The current tried and tested methods of change are ‘outdated’ and need to be modernised and adapted to suit the current challenges businesses and organisations face, according to one expert.
Dr. Ashley Braganza, professor of organisational transformation at the Brunel Business School, made the comments during the IRM UK’s Enterprise Architecture Conference. The conference, which was held in London in June, featured world-class contributors and aimed to give delegates’ new approaches and innovative ideas as well as providing case studies.
During his keynote speech, Braganza argued that the traditional models for change – enterprise portfolio management (EPM), project portfolio management (PPM) and business process modelling (BPM) – were outdated. The models of change need to change.
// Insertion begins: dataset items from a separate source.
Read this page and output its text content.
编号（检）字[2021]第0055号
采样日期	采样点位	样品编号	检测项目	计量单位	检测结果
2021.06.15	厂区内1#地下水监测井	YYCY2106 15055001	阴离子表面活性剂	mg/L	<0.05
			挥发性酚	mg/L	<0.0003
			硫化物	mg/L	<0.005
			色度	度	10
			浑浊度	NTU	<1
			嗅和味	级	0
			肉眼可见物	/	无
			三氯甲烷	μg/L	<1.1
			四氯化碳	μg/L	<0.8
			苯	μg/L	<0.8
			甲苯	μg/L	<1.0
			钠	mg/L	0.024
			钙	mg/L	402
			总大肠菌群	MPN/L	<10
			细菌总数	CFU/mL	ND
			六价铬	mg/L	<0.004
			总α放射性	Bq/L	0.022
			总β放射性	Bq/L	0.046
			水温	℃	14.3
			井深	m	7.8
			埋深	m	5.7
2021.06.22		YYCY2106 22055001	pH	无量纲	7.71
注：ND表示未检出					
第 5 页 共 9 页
Braganza mentioned the work of Harvard professor John Kotter, who came up with a practical eight-step process for change management. However, Braganza disagrees with the focus placed on change agents that has become commonplace in modern enterprise architecture and what he sees as the oversimplification of the process. He argued that while change agents play an important role, change being driven by a few individuals could hamper long-term success.
Many change programs fail because employees are not invested in it. One way to combat this challenge is to provide members of staff with information that is relevant to them and demonstrate how they can contribute to the end aims of the plan. It’s also vital to exhibit where progress has been made to maintain motivation.
Another area in architecture enterprise that requires change is the speed of delivery. In today’s world many companies do not have the luxury of implementing a five-year plan, they need to react quickly in an increasingly competitive market and change management must reflect this.
The theme of change within the enterprise architecture space was one that persisted during the June conference, with many speakers giving their view on the topic. David Hunt, head of digital banking at Enterprise Blueprints, was among those calling for change. He urged enterprise architecture professionals to evolve to support major transformation in the face of the digital challenge.
Representatives of eda.c, a consultancy firm, also commented that enterprises are complex and dynamic by nature. However, they continued that enterprise architecture has largely treated them as static, deterministic and mechanistic entities with outdated models.
The prominence of change during the conference should remind practitioners and stakeholders alike of the importance of including change management in the skills and offerings of Enterprise Architecture.